交通法違反者が納めた反則金

「反則金」とは、交通反則通告制度に基づき行政処分として課される過料のことを指します。
道路交通法に違反したと判断された者が、刑事手続を免れるかわりに納付するもののことです。

「罰金」と呼ぶ人もいますが、実はこれは誤りです。
反則金は行政処分(行政罰)の一種であり、刑事罰である科料・罰金とはその法的性質を異にしているものなのです。

しかし、通告に応じない場合は刑事手続きに移行するという点では、行政上の秩序罰と刑事罰の中間に位置しているとも言える、極めて特殊な制度と言えます。

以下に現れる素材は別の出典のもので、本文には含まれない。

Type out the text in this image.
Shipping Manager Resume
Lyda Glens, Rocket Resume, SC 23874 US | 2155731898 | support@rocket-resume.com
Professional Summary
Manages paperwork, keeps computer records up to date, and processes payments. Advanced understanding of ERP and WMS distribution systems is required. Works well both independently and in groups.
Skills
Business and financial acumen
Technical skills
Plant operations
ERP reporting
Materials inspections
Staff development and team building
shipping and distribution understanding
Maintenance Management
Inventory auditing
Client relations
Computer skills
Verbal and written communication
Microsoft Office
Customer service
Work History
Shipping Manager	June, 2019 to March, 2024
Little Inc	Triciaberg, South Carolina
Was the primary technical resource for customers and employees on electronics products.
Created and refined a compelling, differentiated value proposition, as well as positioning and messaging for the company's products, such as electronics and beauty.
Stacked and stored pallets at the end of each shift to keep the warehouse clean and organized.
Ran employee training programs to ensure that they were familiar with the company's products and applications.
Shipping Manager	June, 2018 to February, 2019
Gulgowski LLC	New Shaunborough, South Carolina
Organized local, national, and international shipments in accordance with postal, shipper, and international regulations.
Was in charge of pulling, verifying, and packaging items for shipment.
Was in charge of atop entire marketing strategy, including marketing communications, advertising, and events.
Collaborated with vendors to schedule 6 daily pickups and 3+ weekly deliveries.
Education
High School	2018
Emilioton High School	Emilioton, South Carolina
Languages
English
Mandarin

納付された反則金は、日本銀行または歳入代理店(市中銀行や郵便局などの金融機関)を通じて国に納められた後、交通安全対策特別交付金として都道府県や市町村に交付されます。
使用目的は、歩道・ガードレール・道路照明・信号・標識などの交通安全施設の設置や管理に使用するように法令で「限定」されているんだそうです。

ちなみに、この交通安全対策特別交付金ですが、総務省と警察庁が協議をして翌年の予算を決定しています。
毎年800億円以上の予算が計上されていますが、その予算のほぼ100%近くが反則金でまかなわれているそうです。